Friday, December 18, 2020

Congress has reversed Constitutional war making process


Article 1, Section 8, Clause 11 of the Constitution grants Congress sole power “to declare war”. Congress did that 5 times in 244 years, the last December 8, 1941. FDR didn’t unilaterally declare war against Japan. He asked, and was granted, permission from Congress.
Beginning with Harry Truman’s ‘Police Action’ launching the Korean War in 1950, presidents have chipped away at Congress’ war making power. So much so that military action is now virtually sole province of the prez. Congress is OK with that because it gives it the best of both worlds; their love of perpetual war and cover in case war goes badly. ‘Don’t blame Congress. This is the president’s war, not ours’.
Congress so loves war it has proclaimed a new war power, one that forbids the president from ending a current war without Congressional approval. Inserted in the $740 billion 2021 National Defense Authorization Act (NDAA) is an amendment withholding funds from any presidential troop withdrawal in a war zone without congressional approval. This quashes Trump’s order to remove all U.S. troops from our 20 year long Afghan war.
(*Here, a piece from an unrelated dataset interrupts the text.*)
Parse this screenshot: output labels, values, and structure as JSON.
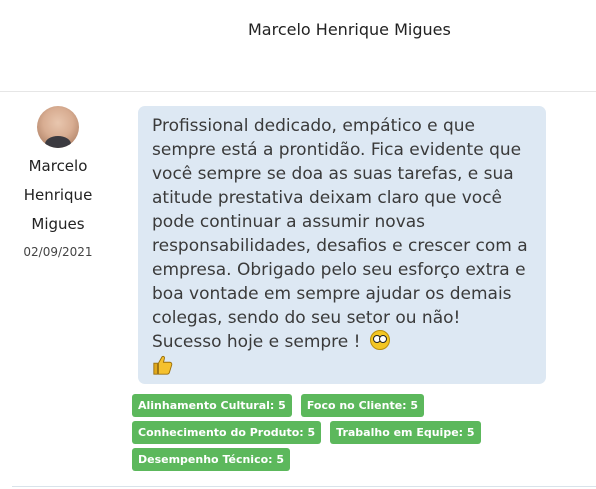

Two decades of failure, with hundreds of thousands of casualties, including 2,354 U.S. dead, is simply bringing the Taliban full circle back to power in a war that should never have been fought.
Ending perpetual war is one issue Trump is both right on and in sync with U.S. public opinion. Congress will have none of that. They passed the NDAA with veto proof majorities to counter Trump’s possible veto over their refusal to fund troop withdrawals.
That is the new U.S. war Roach Motel. The President builds it. Congress prevents its demolition.